Traditional Medicine’s Definition of Chronic Fatigue Syndrome
According to the Centers for Disease Control and Prevention (CDC), chronic fatigue syndrome is a “debilitating and complex disorder characterized by profound fatigue that is not improved by bed rest and that may be worsened by physical or mental activity. Symptoms affect several body systems and may include weakness, muscle pain, impaired memory and/or mental concentration, and insomnia, which can result in reduced participation in daily activities.” Does this sound familiar to you?
It’s important to note that there is no lab test for chronic fatigue syndrome. The CDC advises that “If a patient has had 6 or more consecutive months of severe fatigue that is reported to be unrelieved by sufficient bed rest and that is accompanied by nonspecific symptoms, including flu-like symptoms, generalized pain, and memory problems, the doctor should consider the possibility that the patient may have CFS.” A chronic fatigue syndrome diagnosis requires that the patient has been fatigued and has 4 of these 8 symptoms for a period of 6 months or more:
• post-exertion malaise lasting more than 24 hours
• unrefreshing sleep
• significant impairment of short-term memory or concentration
• muscle pain
• multi-joint pain without swelling or redness
• headaches of a new type, pattern, or severity
• tender cervical or axillary lymph nodes
• a sore throat that is frequent or recurring
2 Common Causes of Chronic Fatigue Syndrome
Hypothyroidism is a condition in which your thyroid gland does not produce enough thyroid hormones. If your thyroid gland is making enough thyroid hormones, but those hormones are not properly used at the cellular level, then you can still experience the symptoms of hypothyroidism, referred to as type 2 hypothyroidism.
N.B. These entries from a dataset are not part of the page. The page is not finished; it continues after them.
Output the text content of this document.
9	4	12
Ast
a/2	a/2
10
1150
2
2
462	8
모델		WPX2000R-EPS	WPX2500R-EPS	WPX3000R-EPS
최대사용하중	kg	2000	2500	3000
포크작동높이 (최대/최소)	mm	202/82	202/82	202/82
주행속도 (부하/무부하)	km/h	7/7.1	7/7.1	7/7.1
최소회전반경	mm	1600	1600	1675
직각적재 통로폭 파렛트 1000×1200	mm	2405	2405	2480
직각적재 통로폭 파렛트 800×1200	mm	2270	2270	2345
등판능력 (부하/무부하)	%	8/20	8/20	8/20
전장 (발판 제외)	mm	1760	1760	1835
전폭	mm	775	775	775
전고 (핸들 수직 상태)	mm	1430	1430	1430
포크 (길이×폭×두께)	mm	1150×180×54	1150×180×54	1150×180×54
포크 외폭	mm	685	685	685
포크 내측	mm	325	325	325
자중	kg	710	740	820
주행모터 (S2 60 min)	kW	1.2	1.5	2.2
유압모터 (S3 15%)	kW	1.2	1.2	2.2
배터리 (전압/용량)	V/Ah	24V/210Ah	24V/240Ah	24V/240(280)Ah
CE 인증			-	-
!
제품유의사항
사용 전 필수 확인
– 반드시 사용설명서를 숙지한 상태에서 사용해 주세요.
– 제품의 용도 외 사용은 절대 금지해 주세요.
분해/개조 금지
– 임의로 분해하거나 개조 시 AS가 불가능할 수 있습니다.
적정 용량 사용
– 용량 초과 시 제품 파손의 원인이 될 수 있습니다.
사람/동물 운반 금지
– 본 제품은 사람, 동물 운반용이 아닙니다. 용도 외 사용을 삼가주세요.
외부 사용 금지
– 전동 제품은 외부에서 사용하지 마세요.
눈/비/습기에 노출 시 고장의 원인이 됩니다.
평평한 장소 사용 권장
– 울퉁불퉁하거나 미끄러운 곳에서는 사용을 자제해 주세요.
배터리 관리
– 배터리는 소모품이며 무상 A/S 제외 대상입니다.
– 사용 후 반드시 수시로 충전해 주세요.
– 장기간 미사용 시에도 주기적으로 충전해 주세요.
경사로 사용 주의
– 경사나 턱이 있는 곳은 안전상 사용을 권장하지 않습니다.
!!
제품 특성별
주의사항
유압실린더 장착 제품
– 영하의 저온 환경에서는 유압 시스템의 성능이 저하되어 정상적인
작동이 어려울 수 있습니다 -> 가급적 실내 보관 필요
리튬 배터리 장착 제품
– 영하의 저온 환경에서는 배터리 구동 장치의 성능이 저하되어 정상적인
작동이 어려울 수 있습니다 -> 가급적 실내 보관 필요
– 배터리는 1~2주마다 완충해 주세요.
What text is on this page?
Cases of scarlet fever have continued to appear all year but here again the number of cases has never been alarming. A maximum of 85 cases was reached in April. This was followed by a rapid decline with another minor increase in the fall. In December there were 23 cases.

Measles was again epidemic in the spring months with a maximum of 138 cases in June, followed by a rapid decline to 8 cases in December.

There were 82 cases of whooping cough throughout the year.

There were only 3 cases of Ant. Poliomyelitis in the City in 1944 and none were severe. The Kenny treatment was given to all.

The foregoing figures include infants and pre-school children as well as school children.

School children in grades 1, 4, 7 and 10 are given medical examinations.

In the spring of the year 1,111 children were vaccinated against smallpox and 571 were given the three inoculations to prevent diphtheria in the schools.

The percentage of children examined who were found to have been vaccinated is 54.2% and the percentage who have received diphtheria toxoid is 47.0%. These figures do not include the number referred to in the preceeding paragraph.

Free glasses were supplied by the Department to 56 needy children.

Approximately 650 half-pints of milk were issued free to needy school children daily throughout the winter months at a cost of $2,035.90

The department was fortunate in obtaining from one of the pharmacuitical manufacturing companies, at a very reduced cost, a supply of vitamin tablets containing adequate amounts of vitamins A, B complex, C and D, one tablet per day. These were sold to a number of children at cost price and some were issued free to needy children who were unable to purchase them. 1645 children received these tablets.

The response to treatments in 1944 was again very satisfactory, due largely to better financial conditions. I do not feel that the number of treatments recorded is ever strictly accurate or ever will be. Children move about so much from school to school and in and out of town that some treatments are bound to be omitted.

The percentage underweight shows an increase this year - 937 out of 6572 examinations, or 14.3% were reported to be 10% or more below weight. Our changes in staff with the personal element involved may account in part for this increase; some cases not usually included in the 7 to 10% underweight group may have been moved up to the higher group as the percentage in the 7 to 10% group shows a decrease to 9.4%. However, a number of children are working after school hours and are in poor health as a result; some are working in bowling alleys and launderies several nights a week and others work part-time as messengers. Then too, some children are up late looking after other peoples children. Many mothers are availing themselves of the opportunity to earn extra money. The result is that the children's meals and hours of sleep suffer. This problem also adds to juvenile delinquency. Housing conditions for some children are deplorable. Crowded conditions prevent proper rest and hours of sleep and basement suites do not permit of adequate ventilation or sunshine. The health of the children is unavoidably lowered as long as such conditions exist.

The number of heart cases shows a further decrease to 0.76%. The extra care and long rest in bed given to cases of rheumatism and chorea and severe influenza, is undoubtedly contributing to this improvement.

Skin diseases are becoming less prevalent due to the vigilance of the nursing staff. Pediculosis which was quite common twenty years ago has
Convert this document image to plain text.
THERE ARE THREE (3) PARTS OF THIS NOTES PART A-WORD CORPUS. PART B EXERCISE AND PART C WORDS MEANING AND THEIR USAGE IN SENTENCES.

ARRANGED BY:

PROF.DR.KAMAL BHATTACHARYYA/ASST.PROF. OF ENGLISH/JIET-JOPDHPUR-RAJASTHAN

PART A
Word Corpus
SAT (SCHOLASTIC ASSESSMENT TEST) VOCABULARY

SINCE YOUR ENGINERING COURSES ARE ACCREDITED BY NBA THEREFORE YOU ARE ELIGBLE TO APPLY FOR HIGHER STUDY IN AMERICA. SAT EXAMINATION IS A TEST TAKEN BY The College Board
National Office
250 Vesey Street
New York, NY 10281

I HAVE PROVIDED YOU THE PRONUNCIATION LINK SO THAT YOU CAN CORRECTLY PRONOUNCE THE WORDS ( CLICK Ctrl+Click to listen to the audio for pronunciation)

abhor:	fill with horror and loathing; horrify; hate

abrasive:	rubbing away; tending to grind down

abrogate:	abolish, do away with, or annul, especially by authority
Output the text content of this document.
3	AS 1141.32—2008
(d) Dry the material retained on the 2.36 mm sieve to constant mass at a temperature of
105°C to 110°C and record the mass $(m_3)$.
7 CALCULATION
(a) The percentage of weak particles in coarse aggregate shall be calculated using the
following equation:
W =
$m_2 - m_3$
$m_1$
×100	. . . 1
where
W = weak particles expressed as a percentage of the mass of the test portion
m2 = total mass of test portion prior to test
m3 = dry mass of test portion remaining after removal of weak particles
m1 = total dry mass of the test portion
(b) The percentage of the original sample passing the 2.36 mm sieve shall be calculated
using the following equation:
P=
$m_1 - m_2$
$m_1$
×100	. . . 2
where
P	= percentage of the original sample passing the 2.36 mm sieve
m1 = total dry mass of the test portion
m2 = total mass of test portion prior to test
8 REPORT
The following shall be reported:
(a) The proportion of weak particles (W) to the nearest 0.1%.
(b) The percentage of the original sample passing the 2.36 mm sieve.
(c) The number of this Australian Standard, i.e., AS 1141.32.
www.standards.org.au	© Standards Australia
With hypothyroidism, your metabolism slows down and you don’t have the energy you need to function well, and the resulting fatigue is a very common symptom.
2. Adrenal Fatigue
Adrenal fatigue occurs when the adrenal glands cannot produce enough cortisol to meet the demands of your body. In short, you are wearing your adrenal glands out, so you feel increasingly fatigued – the number one symptom of adrenal fatigue.
Symptom Overlap of Hypothyroidism, Adrenal Fatigue and Chronic Fatigue Syndrome
Symptoms of chronic fatigue syndrome are also symptoms of hypothyroidism and adrenal fatigue:
• Severe or chronic fatigue
• Impaired concentration
• Muscle and joint pain
• Unrefreshing sleep
• Anxiety and panic attacks
• Short term memory loss
• Sore throat
• Depressed moods
• Decreased energy
Why are Hypothyroidism and Adrenal Fatigue Commonly Misdiagnosed?
Why aren’t doctors able to correctly diagnose hypothyroidism?
Often doctors dismiss patients’ hypothyroid symptoms in light of one blood test result, the TSH (thyroid stimulating hormone). The doctor then gives the patient a symptom-based diagnosis that only describes the very symptom that the patient complained of in the first place, such as chronic fatigue syndrome. This TSH blood test has failed thousands upon thousands of patients. It has a lab range that is so wide that it includes the majority of patients. The patients used for this lab range are the people who are not feeling well, and this is who you are being compared to in this lab range. We know, because we’ve seen them at our center, and we’ve helped them not only get the right diagnosis, but also get better. The solution is to treat with desiccated thyroid and adjust your dose until your fatigue, as well as your other symptoms, are resolved.
Why isn’t adrenal fatigue being diagnosed?
Adrenal fatigue is a common health problem that many Americans face today, yet most traditional doctors do not recognize adrenal fatigue as a real condition. Supplementing with bioidentical cortisol will help support the adrenal glands while they recover, while also eliminating your fatigue.